Last of all Yudhishthir’s kinsman, righteous Krishna fain would part,
And unto the good Yudhishthir opens thus his joyful heart:
“Done this glorious rajasuya, joy and pride of Kuru’s race,
Grant, O friend! to sea-girt Dwarka, Krishna now his steps must trace.”
“By thy grace and by thy valour,” sad Yudhishthir thus replies,
“By thy presence, noble Krishna, I performed this high emprise,
By thy all-subduing glory monarchs bore Yudhishthir’s sway,
Came with gifts and costly presents, came their tributes rich to pay.
Must thou part? my uttered accents may not bid thee, friend, to go,
In thy absence vain were empire, and this life were full of woe,
Yet thou partest, sinless Krishna, dearest, best belovxéd friend,
And to Dwarka’s sea-washed mansions Krishna must his footsteps bend!”

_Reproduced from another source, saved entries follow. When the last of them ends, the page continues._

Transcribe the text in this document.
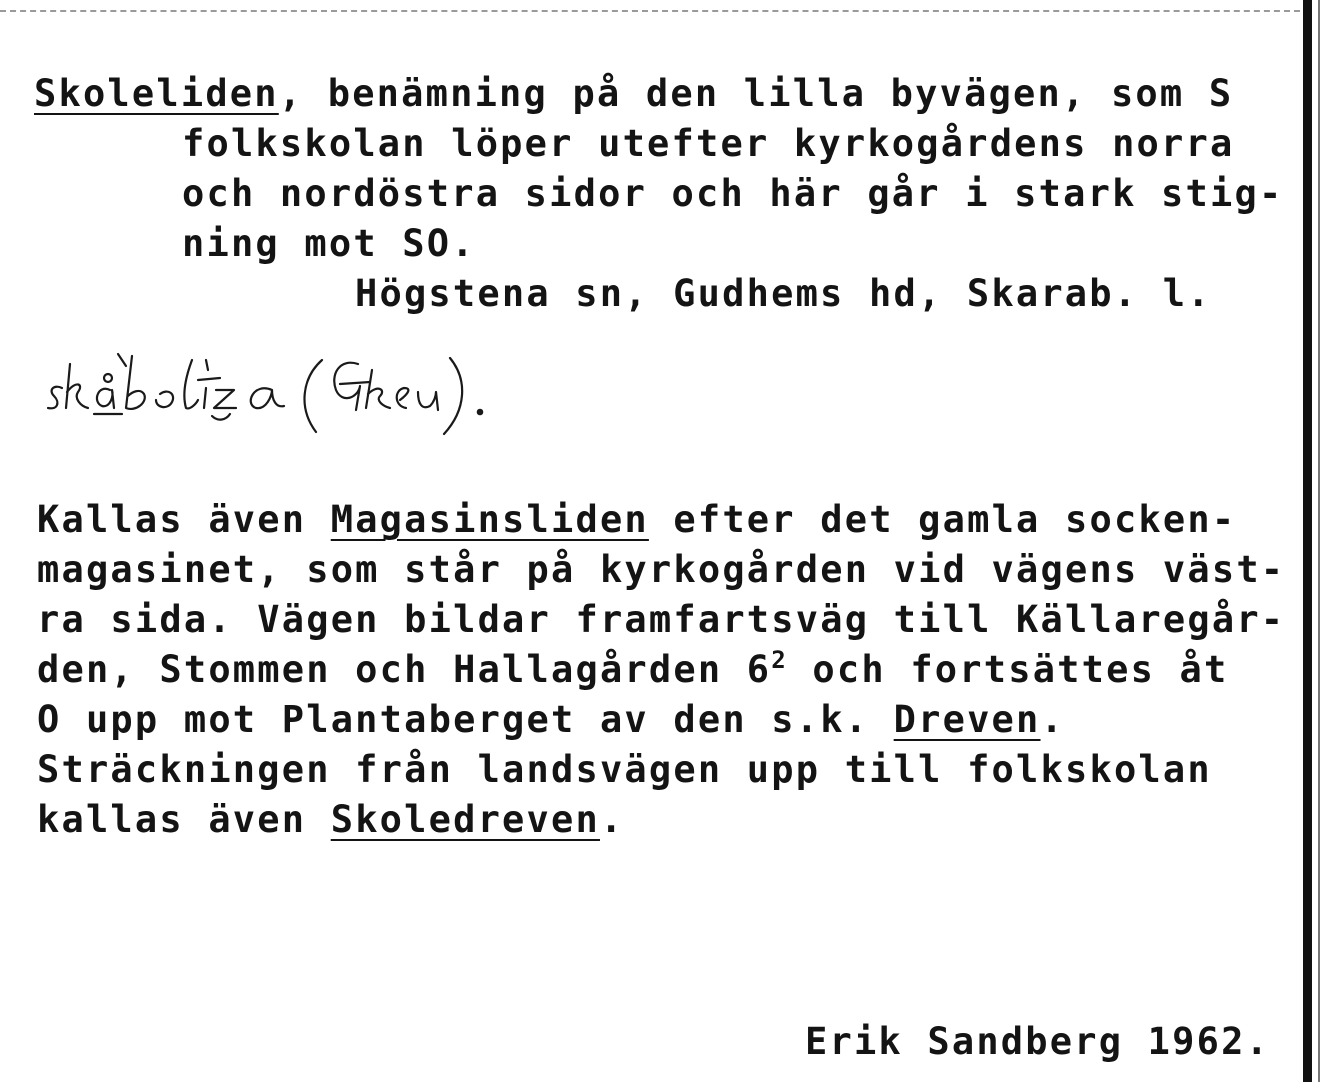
Skoleliden, benämning på den lilla byvägen, som S
folkskolan löper utefter kyrkogårdens norra
och nordöstra sidor och här går i stark stig-
ning mot SO.
Högstena sn, Gudhems hd, Skarab. l.
Kallas även Magasinsliden efter det gamla socken-
magasinet, som står på kyrkogården vid vägens väst-
ra sida. Vägen bildar framfartsväg till Källaregår-
den, Stommen och Hallagården $6^2$ och fortsättes åt
O upp mot Plantaberget av den s.k. Dreven.
Sträckningen från landsvägen upp till folkskolan
kallas även Skoledreven.
Erik Sandberg 1962.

Then unto Yudhishthir’s mother, pious-hearted Krishna hies,
And in accents love-inspiring thus to ancient Pritha cries:
 “Regal fame and righteous glory crown thy sons, reveréd dame,
Joy thee in their peerless prowess, in their holy spotless fame,
May thy sons’ success and triumph cheer a widowed mother’s heart,
Grant me leave, O noble lady! for to Dwarka I depart.”
From Yudhishthir’s queen Draupadi parts the chief with many a tear,
And from Arjun’s wife Subhadra, Krishna’s sister ever dear,
Then with rites and due ablutions to the gods are offerings made,
Priests repeat their benedictions, for the righteous Krishna said,
And his faithful chariot-driver brings his falcon-bannered car,
Like the clouds in massive splendour and resistless in the war,
Pious Krishna mounts the chariot, fondly greets his friends once more,
Leaves blue Jumna’s sacred waters for his Dwarka’s dear-loved shore.
Still Yudhishthir and his brothers, sad and sore and grieved at heart,
Followed Krishna’s moving chariot, for they could not see him part,
Krishna stopped once more his chariot, and his parting blessings gave,
Thus the chief with eyes of lotus spake in accents calm and brave:
“King of men! with sleepless watching ever guard thy Kingdom fair,
Like a father tend thy subjects with a father’s love and care,
Be unto them like the rain-drop nourishing the thirsty ground,
Be unto them tree of shelter shading them from heat around,
Like the blue sky ever bending be unto them ever kind,
Free from pride and free from passion rule them with a virtuous mind!”
Spake and left the saintly Krishna, pure and pious-hearted chief,
Sad Yudhishthir wended homeward and his heart was filled with grief.